Des détails familiaux modifiés

Si le carton de "Narcos" régale les spectateurs depuis ses débuts en 2015, certains ne voient cependant pas d'un très bon œil la série de Netflix. C'est notamment le cas d'un certain Sebastián Marroquín, un architecte et écrivain colombien, qui s'est fendu après la diffusion de la première saison de la série d'un long post sur son compte Facebook pour pointer les nombreuses incohérences de Narcos autour du personnage de Pablo Escobar. Loin d'être un simple spectateur, Marroquín est plutôt bien placé pour donner son avis pour une raison simple : son vrai nom est en fait Juan Pablo Escobar, et il est l'un des deux enfants de Pablo Escobar. Loin de vouloir défendre la mémoire de son père (il a écrit des livres et tourné un documentaire pour s'excuser de ses crimes), l'écrivain offre cependant sa propre version des faits retranscrits de la série. Escobar se serait notamment montré nettement moins tyrannique envers son épouse et ne l'aurait notamment jamais forcé à le suivre dans ses cachettes. Marroquín reproche aussi à "Narcos" un portrait trop positif de la mère de Pablo, qui aurait en réalité trahi son fils en s'alliant contre lui avec le frère d'Escobar, Roberto. Quant au personnage de Carlos Henao, le frère de Maria, il n'aurait jamais pris part aux activités de son beau-frère.
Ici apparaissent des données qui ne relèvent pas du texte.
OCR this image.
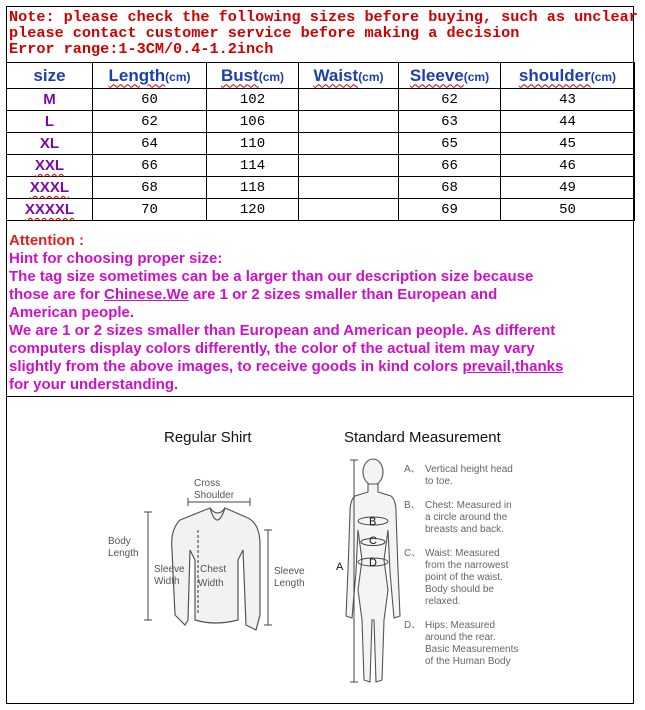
Note: please check the following sizes before buying, such as unclear
please contact customer service before making a decision
Error range:1-3CM/0.4-1.2inch
size	Length(cm)	Bust(cm)	Waist(cm)	Sleeve(cm)	shoulder(cm)
M	60	102		62	43
L	62	106		63	44
XL	64	110		65	45
XXL	66	114		66	46
XXXL	68	118		68	49
XXXXL	70	120		69	50
Attention :
Hint for choosing proper size:
The tag size sometimes can be a larger than our description size because
those are for Chinese.We are 1 or 2 sizes smaller than European and
American people.
We are 1 or 2 sizes smaller than European and American people. As different
computers display colors differently, the color of the actual item may vary
slightly from the above images, to receive goods in kind colors prevail,thanks
for your understanding.
Regular Shirt	Standard Measurement
Cross
Shoulder
Body
Length
Sleeve
Width
Chest
Width
Sleeve
Length
A
B
C
D
A、 Vertical height head
to toe.
B、 Chest: Measured in
a circle around the
breasts and back.
C、 Waist: Measured
from the narrowest
point of the waist.
Body should be
relaxed.
D、 Hips: Measured
around the rear.
Basic Measurements
of the Human Body
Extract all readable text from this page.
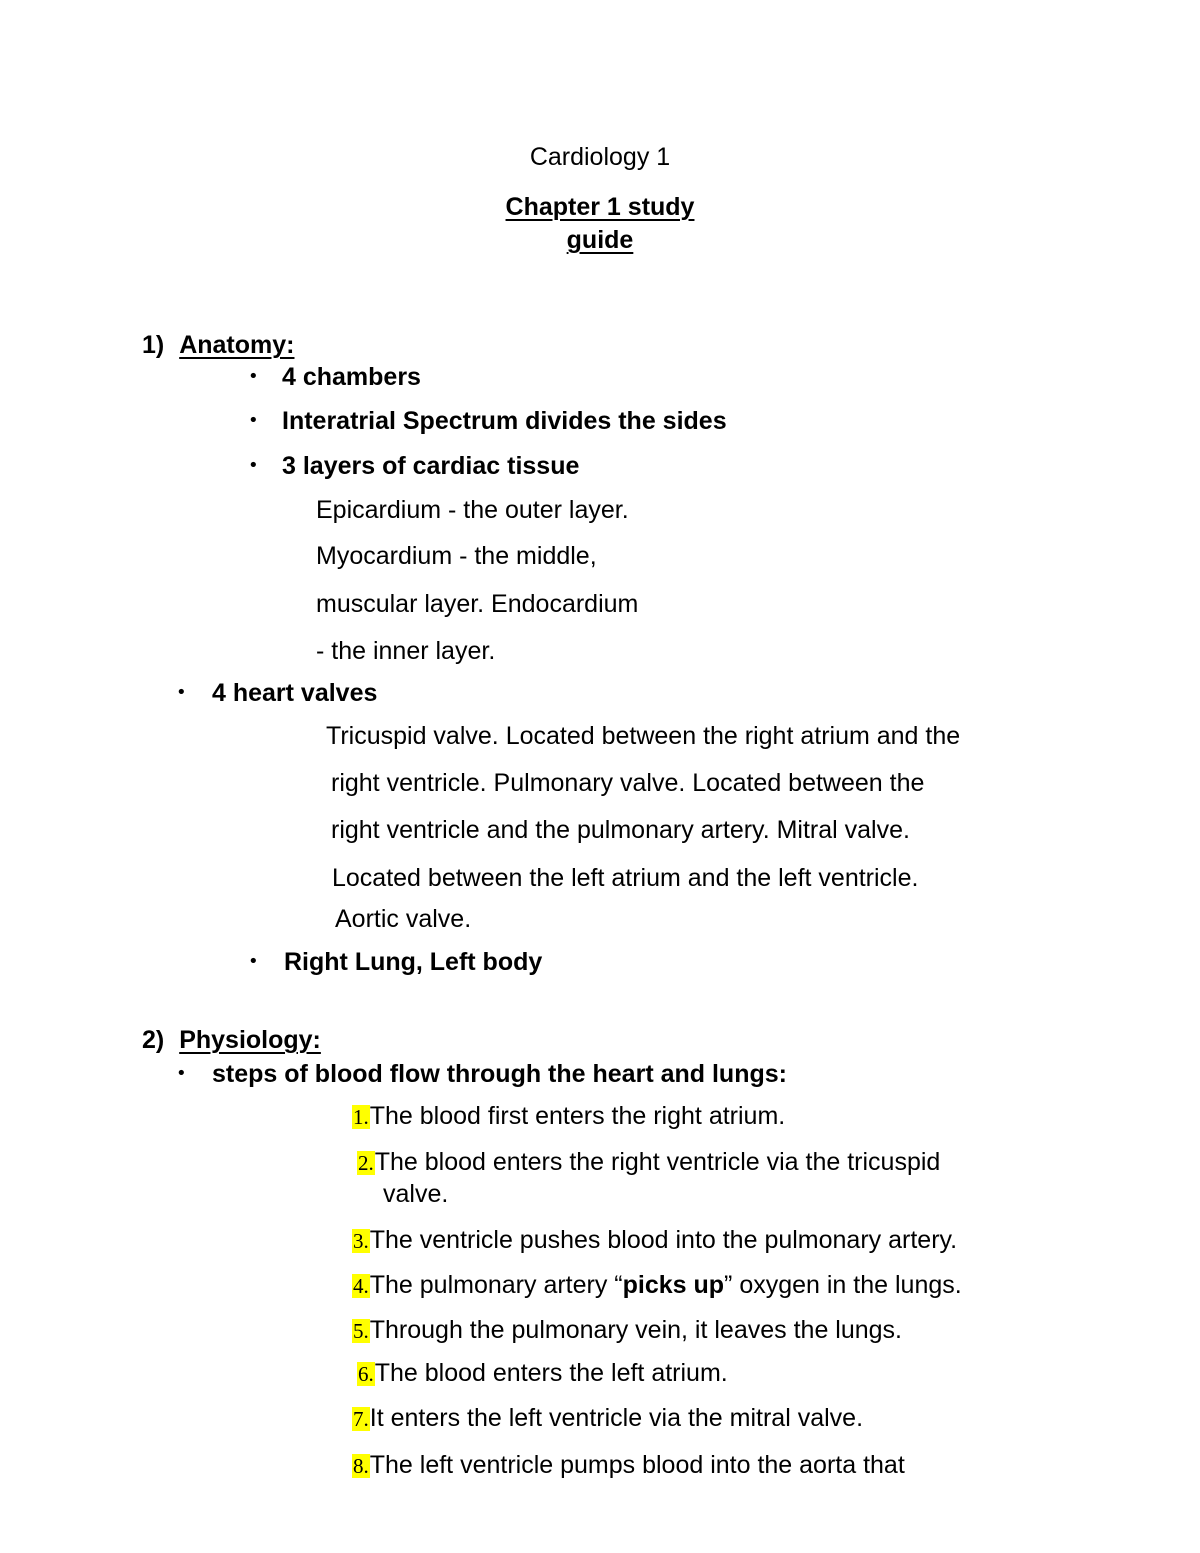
Cardiology 1
Chapter 1 study
guide
1) Anatomy:
• 4 chambers
• Interatrial Spectrum divides the sides
• 3 layers of cardiac tissue
Epicardium - the outer layer.
Myocardium - the middle,
muscular layer. Endocardium
- the inner layer.
• 4 heart valves
Tricuspid valve. Located between the right atrium and the
right ventricle. Pulmonary valve. Located between the
right ventricle and the pulmonary artery. Mitral valve.
Located between the left atrium and the left ventricle.
Aortic valve.
• Right Lung, Left body
2) Physiology:
• steps of blood flow through the heart and lungs:
1.The blood first enters the right atrium.
2.The blood enters the right ventricle via the tricuspid
valve.
3.The ventricle pushes blood into the pulmonary artery.
4.The pulmonary artery “picks up” oxygen in the lungs.
5.Through the pulmonary vein, it leaves the lungs.
6.The blood enters the left atrium.
7.It enters the left ventricle via the mitral valve.
8.The left ventricle pumps blood into the aorta that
Même l'équipe de foot qu'Escobar soutient dans la série serait en fait la mauvaise !

Des incohérences dans la chronologie

Au-delà du portrait fait de son père, Sebastián Marroquín pointe aussi du doigt de nombreuses incohérences dans la chronologie des événements présentés dans la série. Il conteste notamment l'épisode de l'évasion spectaculaire de la cathédrale de Medellín, qui n'aurait pas été aussi violent que filmé à l'écran, et au cours duquel Escobar n'aurait bénéficié d'aucun soutien des autorités judiciaires colombiennes. Certains assassinats et autres règlements de compte n'auraient également jamais eu lieu dans la vie réelle, que ce soit l'attaque du mariage de la fille du baron de la drogue Gilberto Rodriguez ou le meurtre du colonel Carrillo. Marroquín s'insurge également du portrait fait de certains alliés de son père, comme le passeur El Lion, chargé de représenter le cartel de Medellín à Miami, et qui n'aurait en réalité jamais trahi Escobar. Enfin, c'est aussi à l'ordre illogique de certains événements que s'en prend le fils de Pablo Escobar, certains personnages n'ayant selon lui jamais pu apparaître à certains moments, car ils étaient déjà morts ou emprisonnés.

Déconstruire le mythe Pablo Escobar

Au cœur de la critique de Sebastián Marroquín, il reproche surtout à la série d'avoir par moments retouché la légende de son père, la présentant comme moins glorieuse que ce que l'on peut voir sur Netflix. Les riches propriétés transformées en bunkers surarmés ? De la pure invention selon l'artiste colombien, qui raconte avoir plutôt grandi dans des taudis et des maisons beaucoup plus modestes au cours de leur cavale. Les ambitions politiques de son père auraient aussi été exagérées, notamment sa haine de la ville de Cali, où s'est formé le puissant cartel rival de celui de Medellín. Enfin, Marroquín rappelle qu'à la fin de sa vie, Escobar n'était plus le puissant baron qui tenait son clan de main de fer. Selon lui, son père est mort dans la solitude, abandonné par quasiment tous ses hommes de main, quand ces derniers n'étaient pas morts ou en prison. Seuls El Angelito et El Chapo seraient restés aux côtés d'Escobar jusque pendant ses dernières heures. Mais malgré ces libertés prises avec l'Histoire, nul doute que les fans de la série sauront toujours apprécier comme il se doit le grand spectacle présenté par "Narcos".